Well, bully for him! She wasn’t. No way! Flooded with adrenalin, she stared at him, rigid with strain, seagreen eyes clashing with the cool, slightly contemptuous grey of his.
‘Instead of trying to bend my ear with the details of your affair with my brother, why don’t you tell me something about your first husband?’
‘Liam?’ Her brows pulled down in a frown. ‘Why? You never wanted me to talk about him before.’
‘His existence in your life wasn’t important when I believed you were perfection on two legs. The past didn’t matter—only our present and our future. But now we don’t have a future worth the name.’ He pulled a chair out from the central table and straddled it, arms leaning across the back-rest, beautifully crafted hands holding his glass loosely. He looked set for an hour or two of relaxed conversation.
Elena knew better. She brushed past him to get to the fridge to pour orange juice, to ease the tense muscles of her parched throat. She wanted to scream and shout, but knew she couldn’t risk waking Catherine.
He took a mouthful of whisky. ‘Well? Given the drastic alteration in my opinion of you, I’m asking now. You divorced him, you said. Why was that? Didn’t he look right? Wasn’t he good enough in bed? Rich enough?’
She wanted to toss her juice in his face, but her hands were shaking so badly with reined-in temper she could barely hold the glass. She slid it onto a work surface and Jed lobbed at her. ‘Or was it the other way around? Did he divorce you because he, too, found out you weren’t what you seemed?’
She felt her face flare with redoubled anger. Perhaps he wanted to discuss Liam because he couldn’t bear to hear about her relationship with Sam. Suddenly she was too enraged to care. And what had possessed her to fall in love with someone so bitter and twisted she would never know!
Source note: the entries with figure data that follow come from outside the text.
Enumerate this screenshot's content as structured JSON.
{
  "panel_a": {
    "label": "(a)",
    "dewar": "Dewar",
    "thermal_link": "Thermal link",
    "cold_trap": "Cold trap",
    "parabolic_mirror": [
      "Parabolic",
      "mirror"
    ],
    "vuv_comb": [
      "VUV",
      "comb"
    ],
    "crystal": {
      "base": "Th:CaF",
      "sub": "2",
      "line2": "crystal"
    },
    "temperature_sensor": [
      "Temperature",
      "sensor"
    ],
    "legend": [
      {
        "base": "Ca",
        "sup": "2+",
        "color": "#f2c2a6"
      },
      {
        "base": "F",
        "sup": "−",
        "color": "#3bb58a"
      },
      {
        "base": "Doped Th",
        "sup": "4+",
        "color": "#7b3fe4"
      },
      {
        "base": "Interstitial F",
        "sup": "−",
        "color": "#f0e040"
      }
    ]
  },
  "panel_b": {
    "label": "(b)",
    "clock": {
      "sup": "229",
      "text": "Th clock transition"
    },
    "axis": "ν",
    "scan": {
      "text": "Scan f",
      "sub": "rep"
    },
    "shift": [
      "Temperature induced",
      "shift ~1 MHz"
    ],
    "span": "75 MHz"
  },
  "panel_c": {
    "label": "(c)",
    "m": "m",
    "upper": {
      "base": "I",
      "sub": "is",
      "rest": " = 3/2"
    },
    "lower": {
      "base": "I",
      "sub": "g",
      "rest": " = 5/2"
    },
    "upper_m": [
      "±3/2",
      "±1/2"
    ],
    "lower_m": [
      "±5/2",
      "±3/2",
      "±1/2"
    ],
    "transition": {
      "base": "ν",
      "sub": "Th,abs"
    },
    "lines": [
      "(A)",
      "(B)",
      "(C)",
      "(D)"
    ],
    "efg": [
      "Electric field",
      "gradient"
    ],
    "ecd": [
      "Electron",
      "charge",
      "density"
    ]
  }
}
He wanted a run-down on her relationship with Liam. So she’d give him one. And if it wasn’t what he wanted to hear he had only himself to blame. She forced her mouth into a defiant parody of a smile. ‘Liam was very good to look at’ Slightly brash, though, she could see now, from her vantage point of maturity, but she wasn’t telling Jed that. ‘All the girls were crazy about him and Mum thought he was God’s gift—and for a woman who’s as embittered as she is about the whole male sex, that’s some accolade!’ Her mouth gave another defiant twist. ‘One of my friends threw a birthday party at some fancy club and that’s where we met. He swept me off my feet, as the saying goes.’
Because she’d been desperate to be loved. Her parents had given her little of that precious commodity. Her father’s job had taken him away a lot, and, in any case, he’d been too busy chasing anything in skirts to have time for his daughter. And her mother had been too busy wallowing in self-pity over the miserable state of her marriage to have time to think of her child’s very real needs.
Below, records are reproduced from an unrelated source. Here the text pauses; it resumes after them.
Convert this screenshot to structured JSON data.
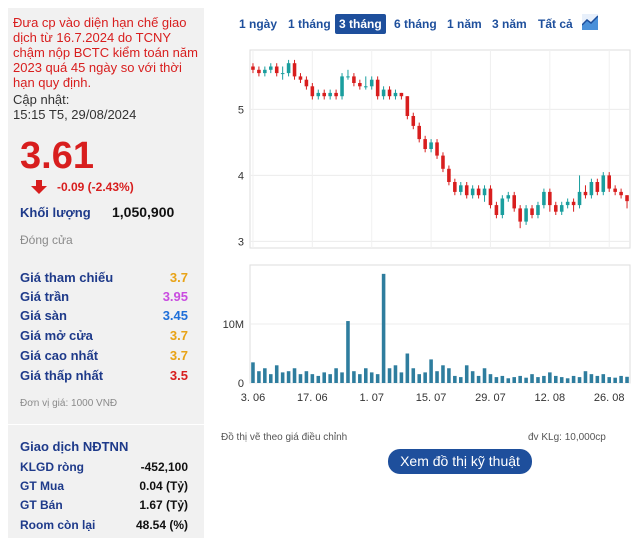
{
  "left": {
    "warning": "Đưa cp vào diện hạn chế giao dịch từ 16.7.2024 do TCNY chậm nộp BCTC kiểm toán năm 2023 quá 45 ngày so với thời hạn quy định.",
    "update_label": "Cập nhật:",
    "update_time": "15:15 T5, 29/08/2024",
    "price": "3.61",
    "change": "-0.09 (-2.43%)",
    "volume_label": "Khối lượng",
    "volume_value": "1,050,900",
    "close_label": "Đóng cửa",
    "stats": [
      {
        "label": "Giá tham chiếu",
        "value": "3.7",
        "color": "#e8a317"
      },
      {
        "label": "Giá trần",
        "value": "3.95",
        "color": "#c94ce0"
      },
      {
        "label": "Giá sàn",
        "value": "3.45",
        "color": "#1e6fd9"
      },
      {
        "label": "Giá mở cửa",
        "value": "3.7",
        "color": "#e8a317"
      },
      {
        "label": "Giá cao nhất",
        "value": "3.7",
        "color": "#e8a317"
      },
      {
        "label": "Giá thấp nhất",
        "value": "3.5",
        "color": "#d81e1e"
      }
    ],
    "unit": "Đơn vị giá: 1000 VNĐ",
    "ndt_title": "Giao dịch NĐTNN",
    "ndt": [
      {
        "label": "KLGD ròng",
        "value": "-452,100"
      },
      {
        "label": "GT Mua",
        "value": "0.04 (Tỷ)"
      },
      {
        "label": "GT Bán",
        "value": "1.67 (Tỷ)"
      },
      {
        "label": "Room còn lại",
        "value": "48.54 (%)"
      }
    ]
  },
  "tabs": [
    "1 ngày",
    "1 tháng",
    "3 tháng",
    "6 tháng",
    "1 năm",
    "3 năm",
    "Tất cả"
  ],
  "active_tab": "3 tháng",
  "notes": {
    "left": "Đồ thị vẽ theo giá điều chỉnh",
    "right": "đv KLg: 10,000cp"
  },
  "tech_button": "Xem đồ thị kỹ thuật",
  "colors": {
    "up": "#1a9e9e",
    "down": "#d81e1e",
    "accent": "#1e4f9c"
  },
  "chart_data": {
    "type": "candlestick",
    "price_y_ticks": [
      "5",
      "4",
      "3"
    ],
    "price_ylim": [
      2.9,
      5.9
    ],
    "volume_y_ticks": [
      "10M",
      "0"
    ],
    "volume_ylim": [
      0,
      20000000
    ],
    "x_tick_labels": [
      "3. 06",
      "17. 06",
      "1. 07",
      "15. 07",
      "29. 07",
      "12. 08",
      "26. 08"
    ],
    "x_tick_index": [
      0,
      10,
      20,
      30,
      40,
      50,
      60
    ],
    "candles": [
      [
        5.65,
        5.6,
        5.7,
        5.55
      ],
      [
        5.6,
        5.55,
        5.65,
        5.5
      ],
      [
        5.55,
        5.6,
        5.65,
        5.5
      ],
      [
        5.6,
        5.65,
        5.7,
        5.55
      ],
      [
        5.65,
        5.55,
        5.7,
        5.5
      ],
      [
        5.55,
        5.55,
        5.65,
        5.45
      ],
      [
        5.55,
        5.7,
        5.75,
        5.5
      ],
      [
        5.7,
        5.5,
        5.75,
        5.45
      ],
      [
        5.5,
        5.45,
        5.55,
        5.4
      ],
      [
        5.45,
        5.35,
        5.5,
        5.3
      ],
      [
        5.35,
        5.2,
        5.4,
        5.15
      ],
      [
        5.2,
        5.25,
        5.3,
        5.15
      ],
      [
        5.25,
        5.2,
        5.3,
        5.15
      ],
      [
        5.2,
        5.25,
        5.3,
        5.15
      ],
      [
        5.25,
        5.2,
        5.3,
        5.15
      ],
      [
        5.2,
        5.5,
        5.55,
        5.15
      ],
      [
        5.5,
        5.5,
        5.6,
        5.45
      ],
      [
        5.5,
        5.4,
        5.55,
        5.35
      ],
      [
        5.4,
        5.35,
        5.45,
        5.3
      ],
      [
        5.35,
        5.35,
        5.5,
        5.3
      ],
      [
        5.35,
        5.45,
        5.5,
        5.3
      ],
      [
        5.45,
        5.2,
        5.5,
        5.15
      ],
      [
        5.2,
        5.3,
        5.35,
        5.15
      ],
      [
        5.3,
        5.2,
        5.35,
        5.15
      ],
      [
        5.2,
        5.25,
        5.3,
        5.15
      ],
      [
        5.25,
        5.2,
        5.25,
        5.15
      ],
      [
        5.2,
        4.9,
        5.2,
        4.85
      ],
      [
        4.9,
        4.75,
        4.95,
        4.7
      ],
      [
        4.75,
        4.55,
        4.8,
        4.5
      ],
      [
        4.55,
        4.4,
        4.6,
        4.35
      ],
      [
        4.4,
        4.5,
        4.55,
        4.35
      ],
      [
        4.5,
        4.3,
        4.55,
        4.25
      ],
      [
        4.3,
        4.1,
        4.35,
        4.05
      ],
      [
        4.1,
        3.9,
        4.15,
        3.85
      ],
      [
        3.9,
        3.75,
        3.95,
        3.7
      ],
      [
        3.75,
        3.85,
        3.9,
        3.7
      ],
      [
        3.85,
        3.7,
        3.9,
        3.65
      ],
      [
        3.7,
        3.8,
        3.85,
        3.65
      ],
      [
        3.8,
        3.7,
        3.85,
        3.65
      ],
      [
        3.7,
        3.8,
        3.85,
        3.6
      ],
      [
        3.8,
        3.55,
        3.85,
        3.5
      ],
      [
        3.55,
        3.4,
        3.6,
        3.35
      ],
      [
        3.4,
        3.65,
        3.7,
        3.35
      ],
      [
        3.65,
        3.7,
        3.75,
        3.6
      ],
      [
        3.7,
        3.5,
        3.75,
        3.45
      ],
      [
        3.5,
        3.3,
        3.55,
        3.2
      ],
      [
        3.3,
        3.5,
        3.55,
        3.25
      ],
      [
        3.5,
        3.4,
        3.55,
        3.35
      ],
      [
        3.4,
        3.55,
        3.6,
        3.35
      ],
      [
        3.55,
        3.75,
        3.8,
        3.5
      ],
      [
        3.75,
        3.55,
        3.8,
        3.45
      ],
      [
        3.55,
        3.45,
        3.6,
        3.4
      ],
      [
        3.45,
        3.55,
        3.6,
        3.4
      ],
      [
        3.55,
        3.6,
        3.65,
        3.5
      ],
      [
        3.6,
        3.55,
        3.65,
        3.45
      ],
      [
        3.55,
        3.75,
        4.0,
        3.5
      ],
      [
        3.75,
        3.7,
        3.85,
        3.65
      ],
      [
        3.7,
        3.9,
        3.95,
        3.65
      ],
      [
        3.9,
        3.75,
        3.95,
        3.7
      ],
      [
        3.75,
        4.0,
        4.05,
        3.7
      ],
      [
        4.0,
        3.8,
        4.05,
        3.75
      ],
      [
        3.8,
        3.75,
        3.85,
        3.7
      ],
      [
        3.75,
        3.7,
        3.8,
        3.65
      ],
      [
        3.7,
        3.61,
        3.7,
        3.5
      ]
    ],
    "volumes": [
      3500000,
      2000000,
      2500000,
      1500000,
      3000000,
      1800000,
      2000000,
      2500000,
      1500000,
      2000000,
      1500000,
      1200000,
      1800000,
      1500000,
      2500000,
      1800000,
      10500000,
      2000000,
      1500000,
      2500000,
      1800000,
      1500000,
      18500000,
      2500000,
      3000000,
      1800000,
      5000000,
      2500000,
      1500000,
      1800000,
      4000000,
      2000000,
      3000000,
      2500000,
      1200000,
      1000000,
      3000000,
      2000000,
      1200000,
      2500000,
      1500000,
      1000000,
      1200000,
      800000,
      1000000,
      1200000,
      900000,
      1500000,
      1000000,
      1200000,
      1800000,
      1200000,
      1000000,
      800000,
      1200000,
      1000000,
      2000000,
      1500000,
      1200000,
      1500000,
      1000000,
      900000,
      1200000,
      1050900
    ]
  }
}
Unconsciously, she placed a hand over her tummy. Her child wouldn’t suffer because of its mother’s wrecked marriage!
‘And I had no complaints about his performance in bed, either,’ she told him toughly. She’d been a virgin when she’d met Liam, so she’d had no experience to draw on. Only when making love with Jed had she discovered the ecstasy, the almost terrifying rapture. But she wouldn’t think about that. If she did it would remind her of the love they’d found together, and lost, and she’d start crying again.
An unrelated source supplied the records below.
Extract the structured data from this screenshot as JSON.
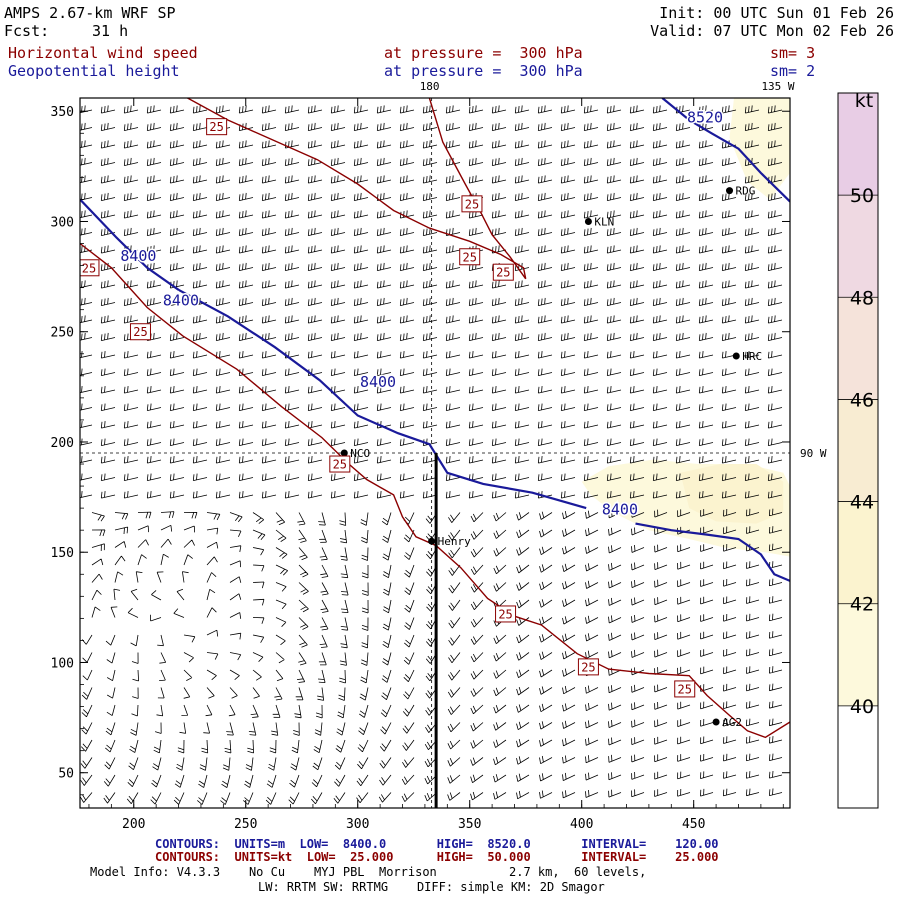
{
  "header": {
    "model": "AMPS 2.67-km WRF SP",
    "fcst_label": "Fcst:",
    "fcst_value": "31 h",
    "init": "Init: 00 UTC Sun 01 Feb 26",
    "valid": "Valid: 07 UTC Mon 02 Feb 26",
    "field1": "Horizontal wind speed",
    "field1_level": "at pressure =  300 hPa",
    "field1_sm": "sm= 3",
    "field2": "Geopotential height",
    "field2_level": "at pressure =  300 hPa",
    "field2_sm": "sm= 2"
  },
  "colors": {
    "height_contour": "#1a1a9a",
    "speed_contour": "#8b0000",
    "barb": "#000000"
  },
  "chart_data": {
    "type": "contour-map",
    "x_ticks": [
      200,
      250,
      300,
      350,
      400,
      450
    ],
    "y_ticks": [
      50,
      100,
      150,
      200,
      250,
      300,
      350
    ],
    "xlim": [
      176,
      493
    ],
    "ylim": [
      34,
      356
    ],
    "colorbar": {
      "unit": "kt",
      "labels": [
        40,
        42,
        44,
        46,
        48,
        50
      ],
      "bands": [
        {
          "from": 40,
          "to": 42,
          "color": "#fdf9dc"
        },
        {
          "from": 42,
          "to": 44,
          "color": "#fbf3cf"
        },
        {
          "from": 44,
          "to": 46,
          "color": "#f8ecd2"
        },
        {
          "from": 46,
          "to": 48,
          "color": "#f5e3da"
        },
        {
          "from": 48,
          "to": 50,
          "color": "#efd9e2"
        },
        {
          "from": 50,
          "to": 52,
          "color": "#e8cde5"
        }
      ]
    },
    "grid_line_labels": {
      "top": "180",
      "top_right": "135 W",
      "right": "90 W"
    },
    "meridian_180_x": 333,
    "latitude_line_y": 195,
    "cross_section_x": 335,
    "cross_section_y": [
      34,
      195
    ],
    "height_contours": [
      {
        "value": 8400,
        "points": [
          [
            176,
            310
          ],
          [
            192,
            293
          ],
          [
            206,
            279
          ],
          [
            220,
            269
          ],
          [
            242,
            257
          ],
          [
            263,
            243
          ],
          [
            283,
            228
          ],
          [
            300,
            212
          ],
          [
            318,
            204
          ],
          [
            332,
            199
          ],
          [
            340,
            186
          ],
          [
            356,
            181
          ],
          [
            378,
            177
          ],
          [
            402,
            170
          ]
        ]
      },
      {
        "value": 8400,
        "points": [
          [
            424,
            163
          ],
          [
            440,
            160
          ],
          [
            456,
            158
          ],
          [
            470,
            156
          ],
          [
            480,
            149
          ],
          [
            486,
            140
          ],
          [
            493,
            137
          ]
        ]
      },
      {
        "value": 8520,
        "points": [
          [
            436,
            356
          ],
          [
            448,
            346
          ],
          [
            458,
            340
          ],
          [
            470,
            333
          ],
          [
            480,
            322
          ],
          [
            493,
            309
          ]
        ]
      }
    ],
    "height_labels": [
      {
        "text": "8400",
        "x": 194,
        "y": 282
      },
      {
        "text": "8400",
        "x": 213,
        "y": 262
      },
      {
        "text": "8400",
        "x": 301,
        "y": 225
      },
      {
        "text": "8400",
        "x": 409,
        "y": 167
      },
      {
        "text": "8520",
        "x": 447,
        "y": 345
      }
    ],
    "speed_contours": [
      {
        "value": 25,
        "points": [
          [
            176,
            290
          ],
          [
            190,
            279
          ],
          [
            206,
            261
          ],
          [
            222,
            248
          ],
          [
            246,
            233
          ],
          [
            266,
            216
          ],
          [
            284,
            202
          ],
          [
            296,
            190
          ],
          [
            304,
            183
          ],
          [
            316,
            176
          ],
          [
            320,
            166
          ],
          [
            326,
            157
          ],
          [
            335,
            153
          ],
          [
            346,
            143
          ],
          [
            358,
            129
          ],
          [
            370,
            121
          ],
          [
            382,
            117
          ],
          [
            398,
            104
          ],
          [
            412,
            97
          ],
          [
            430,
            95
          ],
          [
            448,
            94
          ],
          [
            456,
            85
          ],
          [
            466,
            76
          ],
          [
            474,
            69
          ],
          [
            482,
            66
          ],
          [
            493,
            73
          ]
        ]
      },
      {
        "value": 25,
        "points": [
          [
            224,
            356
          ],
          [
            242,
            346
          ],
          [
            262,
            337
          ],
          [
            282,
            328
          ],
          [
            300,
            317
          ],
          [
            316,
            305
          ],
          [
            332,
            297
          ],
          [
            350,
            291
          ],
          [
            364,
            285
          ],
          [
            374,
            279
          ],
          [
            375,
            274
          ],
          [
            368,
            284
          ],
          [
            360,
            294
          ],
          [
            355,
            304
          ],
          [
            348,
            317
          ],
          [
            338,
            336
          ],
          [
            332,
            356
          ]
        ]
      }
    ],
    "speed_labels": [
      {
        "text": "25",
        "x": 237,
        "y": 343
      },
      {
        "text": "25",
        "x": 180,
        "y": 279
      },
      {
        "text": "25",
        "x": 203,
        "y": 250
      },
      {
        "text": "25",
        "x": 351,
        "y": 308
      },
      {
        "text": "25",
        "x": 350,
        "y": 284
      },
      {
        "text": "25",
        "x": 365,
        "y": 277
      },
      {
        "text": "25",
        "x": 292,
        "y": 190
      },
      {
        "text": "25",
        "x": 366,
        "y": 122
      },
      {
        "text": "25",
        "x": 403,
        "y": 98
      },
      {
        "text": "25",
        "x": 446,
        "y": 88
      }
    ],
    "stations": [
      {
        "id": "RDG",
        "x": 466,
        "y": 314
      },
      {
        "id": "KLN",
        "x": 403,
        "y": 300
      },
      {
        "id": "HRC",
        "x": 469,
        "y": 239
      },
      {
        "id": "NCO",
        "x": 294,
        "y": 195
      },
      {
        "id": "Henry",
        "x": 333,
        "y": 155
      },
      {
        "id": "AG2",
        "x": 460,
        "y": 73
      }
    ],
    "shaded_areas": [
      {
        "band": "40-42",
        "points": [
          [
            400,
            182
          ],
          [
            412,
            189
          ],
          [
            432,
            192
          ],
          [
            452,
            190
          ],
          [
            474,
            190
          ],
          [
            490,
            186
          ],
          [
            493,
            180
          ],
          [
            493,
            148
          ],
          [
            482,
            150
          ],
          [
            464,
            152
          ],
          [
            448,
            156
          ],
          [
            430,
            160
          ],
          [
            414,
            168
          ],
          [
            404,
            176
          ]
        ]
      },
      {
        "band": "42-44",
        "points": [
          [
            444,
            186
          ],
          [
            462,
            190
          ],
          [
            478,
            190
          ],
          [
            490,
            182
          ],
          [
            490,
            168
          ],
          [
            478,
            163
          ],
          [
            460,
            164
          ],
          [
            448,
            170
          ]
        ]
      },
      {
        "band": "40-42",
        "points": [
          [
            468,
            356
          ],
          [
            493,
            356
          ],
          [
            493,
            322
          ],
          [
            484,
            310
          ],
          [
            474,
            318
          ],
          [
            466,
            338
          ]
        ]
      }
    ]
  },
  "footer": {
    "blue_line": "CONTOURS:  UNITS=m  LOW=  8400.0       HIGH=  8520.0       INTERVAL=    120.00",
    "red_line": "CONTOURS:  UNITS=kt  LOW=  25.000      HIGH=  50.000       INTERVAL=    25.000",
    "model_info_1": "Model Info: V4.3.3    No Cu    MYJ PBL  Morrison          2.7 km,  60 levels,",
    "model_info_2": "LW: RRTM SW: RRTMG    DIFF: simple KM: 2D Smagor"
  }
}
She saw his hard mouth twist, and knew she’d pierced the veneer of calm indifference. She ignored it because she couldn’t afford to feel any empathy with him and stated bluntly, ‘There was plenty of money, too. I kept my job on as a dogsbody in a local newspaper office, and he managed one of the city’s betting shops. He drove a fast Japanese car and we spent our evenings in the best clubs. He liked me to look glamorous for him. He spent money like there was a bottomless pit of the stuff. I found out where that pit was when I came down with flu one day and left work early. I discovered his lucrative sideline in criminal activities by chance—he cloned credit cards.’ She lifted her chin. ‘Believe it, or not, I despise dishonesty. I despised him for the web of deceit he’d spun around me. I left him.’